Lejos han quedado los gatos sagrados que acompañaron a las grandes deidades. Lejos la sonrisa irónica que se desvanece en el aire del gato de Cheshire. Lejos los gatos que peleaban por la supervivencia en una Europa que los perseguía y quemaba por creerlos maléficos compañeros de las brujas. Lejos los gatos cuyo único alimento se reduce a lo que puedan cazar. Mucha distancia hay entre los gatos de Henriette y el gato diseñado por Ralph Chaplin: negro, con la espalda arqueada y los pelos de punta, mostrando los dientes y las uñas como inequívoca señal de lucha contra los poderes del capitalismo salvaje. Porque los gatos por encargo que pinta Henriëtte están adaptados a las exigencias de los ricos y poderosos. Todos han de mostrar su parte amable, tierna, encantadora. Sin embargo, algo disuena en ese panorama: los ojos.

Magnéticos, atrapantes, visionarios, se reputaba que los ojos del gato podían ver de noche, lo cual los convertía en buenos custodios. Por ello, en el antiguo cementerio egipcio de Besi Hasan se encontraron pequeñas imágenes de gatos de ojos prominentes, sentados en actitud de vigilancia.

Este felino recibió los apodos de “vigilante de la noche”  y “destructor de los enemigos de Osiris”, tanto por su aptitud para la guardia como por su extrema sensibilidad a las influencias astrales.

Según Plutarco, que repetía conceptos de Cornelio Agrippa, los ojos del gato se agrandan o achican de acuerdo a las fases de la luna, lo cual lo convertiría asimismo en un excelente visionario. Capaz de entrever aquello que se mueve en dimensiones que no son las binarias. O, tal vez, pasar él mismo de una a otra dimensión. Quizá se deba a esta facultad de desvanecerse súbitamente a la vista humana que si un gato se aparece en sueños, pueda ser interpretado, desde el psicoanálisis, como la parte femenina asociada al pensamiento intuitivo no racional.


Asimismo, distintas culturas han sostenido que los ojos del gato coadyuvan en rechazar un conjunto de fenómenos desfavorables y, por el contrario, en favorecer los positivos. Tanta es su fuerza que a una piedra de cuarzo se la denomina, precisamente, “ojo de gato”. Los árabes creían que ese crisoberilo de variados colores podía causar la invisibilidad de quien lo usara incorrectamente. De modo más modesto, en otras culturas, incluso en la moderna occidental, al ojo de gato se le atribuyen propiedades como erradicar las malas influencias, fortalecer la salud y prevenir enfermedades. También atrae el éxito y la fortuna y es eficaz para combatir los contratiempos. En otra faceta, se asocia el crisoberilo u “ojo de gato” a la disciplina interior y el autocontrol.  

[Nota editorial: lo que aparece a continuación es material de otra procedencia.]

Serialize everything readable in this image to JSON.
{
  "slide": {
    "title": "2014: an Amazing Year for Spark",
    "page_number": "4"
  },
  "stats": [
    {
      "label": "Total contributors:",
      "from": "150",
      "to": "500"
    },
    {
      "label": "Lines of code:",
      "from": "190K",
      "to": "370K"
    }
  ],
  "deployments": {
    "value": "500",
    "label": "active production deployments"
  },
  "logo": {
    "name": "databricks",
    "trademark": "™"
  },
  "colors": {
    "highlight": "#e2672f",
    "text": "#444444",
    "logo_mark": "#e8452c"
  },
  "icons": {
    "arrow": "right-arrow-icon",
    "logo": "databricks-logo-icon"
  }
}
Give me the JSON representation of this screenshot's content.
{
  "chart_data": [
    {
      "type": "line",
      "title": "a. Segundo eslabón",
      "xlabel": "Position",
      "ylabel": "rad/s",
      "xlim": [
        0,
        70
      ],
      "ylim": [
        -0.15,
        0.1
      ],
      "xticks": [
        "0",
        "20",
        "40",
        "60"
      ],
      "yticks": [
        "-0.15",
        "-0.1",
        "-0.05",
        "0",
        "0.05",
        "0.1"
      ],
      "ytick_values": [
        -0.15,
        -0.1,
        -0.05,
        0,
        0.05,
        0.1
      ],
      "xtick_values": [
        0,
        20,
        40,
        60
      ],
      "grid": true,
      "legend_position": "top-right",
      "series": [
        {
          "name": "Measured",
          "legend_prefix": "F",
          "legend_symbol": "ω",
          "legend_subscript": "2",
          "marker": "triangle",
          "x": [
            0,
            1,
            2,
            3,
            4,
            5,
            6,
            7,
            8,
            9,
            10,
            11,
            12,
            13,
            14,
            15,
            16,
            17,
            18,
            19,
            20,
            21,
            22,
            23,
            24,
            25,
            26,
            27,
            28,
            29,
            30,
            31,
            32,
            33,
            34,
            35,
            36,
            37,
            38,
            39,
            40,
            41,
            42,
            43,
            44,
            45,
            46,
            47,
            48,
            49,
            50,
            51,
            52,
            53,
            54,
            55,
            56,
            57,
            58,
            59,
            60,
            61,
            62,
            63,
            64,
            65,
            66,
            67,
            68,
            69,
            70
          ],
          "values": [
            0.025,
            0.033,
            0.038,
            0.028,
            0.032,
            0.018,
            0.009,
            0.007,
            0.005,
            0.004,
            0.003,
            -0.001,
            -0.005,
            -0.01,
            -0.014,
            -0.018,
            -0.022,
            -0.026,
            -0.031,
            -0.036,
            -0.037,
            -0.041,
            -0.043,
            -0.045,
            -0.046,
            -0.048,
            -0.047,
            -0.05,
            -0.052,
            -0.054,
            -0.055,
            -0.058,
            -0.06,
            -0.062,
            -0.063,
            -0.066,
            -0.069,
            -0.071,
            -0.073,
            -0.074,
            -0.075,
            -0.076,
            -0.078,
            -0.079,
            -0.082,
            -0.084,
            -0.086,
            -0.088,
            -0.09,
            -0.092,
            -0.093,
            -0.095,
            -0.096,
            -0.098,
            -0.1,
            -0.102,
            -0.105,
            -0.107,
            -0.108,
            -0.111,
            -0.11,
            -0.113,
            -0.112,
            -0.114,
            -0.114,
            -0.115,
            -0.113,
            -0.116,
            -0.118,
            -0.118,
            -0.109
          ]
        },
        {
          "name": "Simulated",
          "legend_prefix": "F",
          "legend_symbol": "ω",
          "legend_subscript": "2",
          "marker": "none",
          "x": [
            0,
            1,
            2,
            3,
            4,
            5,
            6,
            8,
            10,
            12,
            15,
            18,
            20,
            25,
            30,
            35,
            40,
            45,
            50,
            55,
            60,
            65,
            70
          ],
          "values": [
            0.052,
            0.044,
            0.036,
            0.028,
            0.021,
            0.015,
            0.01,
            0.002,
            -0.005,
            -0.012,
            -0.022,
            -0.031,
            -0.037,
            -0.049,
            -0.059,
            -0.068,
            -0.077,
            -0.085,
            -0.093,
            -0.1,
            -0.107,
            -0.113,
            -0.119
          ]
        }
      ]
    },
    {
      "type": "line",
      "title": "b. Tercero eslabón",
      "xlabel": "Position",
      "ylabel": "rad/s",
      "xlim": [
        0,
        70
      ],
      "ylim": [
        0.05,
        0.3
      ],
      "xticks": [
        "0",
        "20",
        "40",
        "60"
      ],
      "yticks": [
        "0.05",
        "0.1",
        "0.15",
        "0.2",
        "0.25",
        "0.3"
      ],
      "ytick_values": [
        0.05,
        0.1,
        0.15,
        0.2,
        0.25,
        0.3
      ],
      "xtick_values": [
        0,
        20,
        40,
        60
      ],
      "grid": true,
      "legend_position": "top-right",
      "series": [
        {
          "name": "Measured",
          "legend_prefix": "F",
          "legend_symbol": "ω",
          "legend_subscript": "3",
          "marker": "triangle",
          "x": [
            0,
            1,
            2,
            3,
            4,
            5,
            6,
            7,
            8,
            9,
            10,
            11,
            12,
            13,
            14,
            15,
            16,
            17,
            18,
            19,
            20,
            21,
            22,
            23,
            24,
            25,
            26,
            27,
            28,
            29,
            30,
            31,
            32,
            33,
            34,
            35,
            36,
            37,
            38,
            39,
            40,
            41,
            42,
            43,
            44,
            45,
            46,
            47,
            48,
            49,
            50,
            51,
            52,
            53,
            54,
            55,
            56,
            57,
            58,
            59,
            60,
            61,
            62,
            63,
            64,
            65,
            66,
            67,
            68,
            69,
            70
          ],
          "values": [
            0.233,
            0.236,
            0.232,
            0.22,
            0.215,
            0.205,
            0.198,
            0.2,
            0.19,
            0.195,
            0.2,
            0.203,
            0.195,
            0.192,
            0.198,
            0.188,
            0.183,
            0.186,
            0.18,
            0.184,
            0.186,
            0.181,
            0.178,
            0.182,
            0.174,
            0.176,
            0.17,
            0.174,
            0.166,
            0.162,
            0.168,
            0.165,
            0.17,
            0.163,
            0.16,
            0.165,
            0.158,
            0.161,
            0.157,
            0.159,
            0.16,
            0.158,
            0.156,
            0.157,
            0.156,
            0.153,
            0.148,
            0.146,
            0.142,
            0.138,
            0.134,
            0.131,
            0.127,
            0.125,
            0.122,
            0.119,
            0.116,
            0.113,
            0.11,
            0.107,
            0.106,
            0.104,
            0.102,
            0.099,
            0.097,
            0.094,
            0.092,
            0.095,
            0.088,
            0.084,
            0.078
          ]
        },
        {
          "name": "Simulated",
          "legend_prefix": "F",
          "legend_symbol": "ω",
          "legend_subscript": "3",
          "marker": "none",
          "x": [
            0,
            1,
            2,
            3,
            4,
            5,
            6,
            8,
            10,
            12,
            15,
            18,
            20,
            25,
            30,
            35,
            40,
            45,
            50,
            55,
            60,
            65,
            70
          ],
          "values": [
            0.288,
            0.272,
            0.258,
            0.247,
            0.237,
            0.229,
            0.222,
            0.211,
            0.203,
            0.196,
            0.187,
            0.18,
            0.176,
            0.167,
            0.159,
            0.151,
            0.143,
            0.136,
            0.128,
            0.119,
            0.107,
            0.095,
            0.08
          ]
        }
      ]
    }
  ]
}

Los ojos de los gatos que pintó Henriëtte Ronner-Knip han perdido toda fiereza, toda magia. No curan ni desaparecen secretamente. Están velados por una melancolía infinita. Son ojos confinados en la seguridad, como quien los pinta: han dejado atrás la rebeldía. Responden a las órdenes y mandatos de una sociedad que no admite lo que no comprende, lo que no puede encaminar dentro de las normas impuestas.  

La gran Henriëtte -como sus gatos- aceptó someterse a las exigencias de su tiempo y lugar. Y lo hizo con pleno éxito, dejando una obra galardonada que excede largamente el centenar de cuadros.  Pero su verdadero legado está en esos ojos con reflejos melancólicos de los que han abdicado de su verdadera libertad.